Las pandillas que operan en esa zona anunciaron una tregua por el terremoto. Pero eso no ha impedido que dos médicos de la capital fueran secuestrados esta semana, entre ellos uno de los pocos cirujanos ortopédicos del país, Workens Alexandre. Eso provocó que el hospital en el que trabajaba en Puerto Príncipe, al que habían enviado a medio centenar de las víctimas del seísmo, cerrara sus instalaciones durante dos días a modo de protesta. El viernes por la noche se anunció que el doctor especializado en traumatología había sido liberado.
Desesperación y hambre
No son solo mafias y pandilleros los que actúan. También gente corriente que simplemente tiene hambre. La ONG Food for the poor (alimentos para los pobres) informó ayer de que cuatro de sus camiones habían sido atacados y saqueados el viernes por residentes locales mientras entregaban alimentos y agua a las comunidades rurales del sur. Ni los conductores ni los camiones sufrieron daños, dijo la organización benéfica, y otros cinco camiones pudieron llegar a su destino sin problemas. Los asaltantes solo querían comida.
“Food for the poor sigue comprometida con su misión de ayudar a los afectados por esta terrible tragedia”, dijo en un comunicado, añadiendo que su personal estaba trabajando duro para llegar a las comunidades más necesitadas.

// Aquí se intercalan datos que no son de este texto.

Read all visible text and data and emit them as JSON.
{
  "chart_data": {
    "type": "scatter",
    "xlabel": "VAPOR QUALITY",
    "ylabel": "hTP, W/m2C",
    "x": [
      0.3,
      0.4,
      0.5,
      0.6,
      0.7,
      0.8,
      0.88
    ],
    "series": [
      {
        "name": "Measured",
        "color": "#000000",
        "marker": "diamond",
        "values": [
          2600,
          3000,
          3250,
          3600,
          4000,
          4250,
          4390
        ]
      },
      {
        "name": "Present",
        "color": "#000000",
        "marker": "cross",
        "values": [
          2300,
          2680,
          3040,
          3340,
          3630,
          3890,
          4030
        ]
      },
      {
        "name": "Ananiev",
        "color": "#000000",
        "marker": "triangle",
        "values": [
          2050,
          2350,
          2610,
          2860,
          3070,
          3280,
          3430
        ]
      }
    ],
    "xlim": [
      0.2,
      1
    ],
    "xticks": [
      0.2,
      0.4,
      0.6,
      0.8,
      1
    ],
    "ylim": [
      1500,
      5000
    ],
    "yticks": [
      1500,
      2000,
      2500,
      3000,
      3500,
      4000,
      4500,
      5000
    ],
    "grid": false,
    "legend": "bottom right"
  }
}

El viernes por la tarde, el expresidente del país, Michel Martelly, se acercó al hospital de Los Cayos para visitar a los heridos y a sus familias. A su alrededor se congregaron decenas de personas, según relató un testigo a Reuters. En un momento dado, un miembro de su personal de seguridad entregó un sobre lleno de dinero a una persona de la multitud para que lo distribuyera entre ellos y eso desencadenó una violenta lucha por hacerse con una pequeña parte del botín. La desesperación juega estas malas pasadas.
“Estamos preocupados por el deterioro de la situación de seguridad que puede interrumpir nuestra asistencia a los haitianos vulnerables”, dijo Pierre Honnorat jefe del Programa Mundial de Alimentos de la ONU en Haití.
En los hospitales saturados que estos días reciben a los heridos, como el de Port Salut, todas esas palabras se vuelven cimientos de algo, carne contra el cinismo. Los haitianos que ya se han quedado sin lágrimas, que tienen menos que nada que perder, todavía tienen a otros haitianos: una procesión que acompaña a una embarazada en su paseo entre otros pacientes para ayudarla a romper aguas antes de dar a luz; familiares que abanican a sus enfermos en medio de salas abarrotadas y sofocantes; un voluntario de la Cruz Roja de 19 años, Stephen, que ha perdido su casa y va cada mañana a cargar pacientes en una camilla.
Este miércoles, en el hospital general de Los Cayos, dos enfermeras jóvenes envolvían en una sábana el cuerpo de una anciana que acababa de morir de diabetes, en medio de una sala donde cuidaban a varios recién nacidos: habían llegado al mundo pocas horas después del terremoto. Cada uno de sus llantos era una buena señal.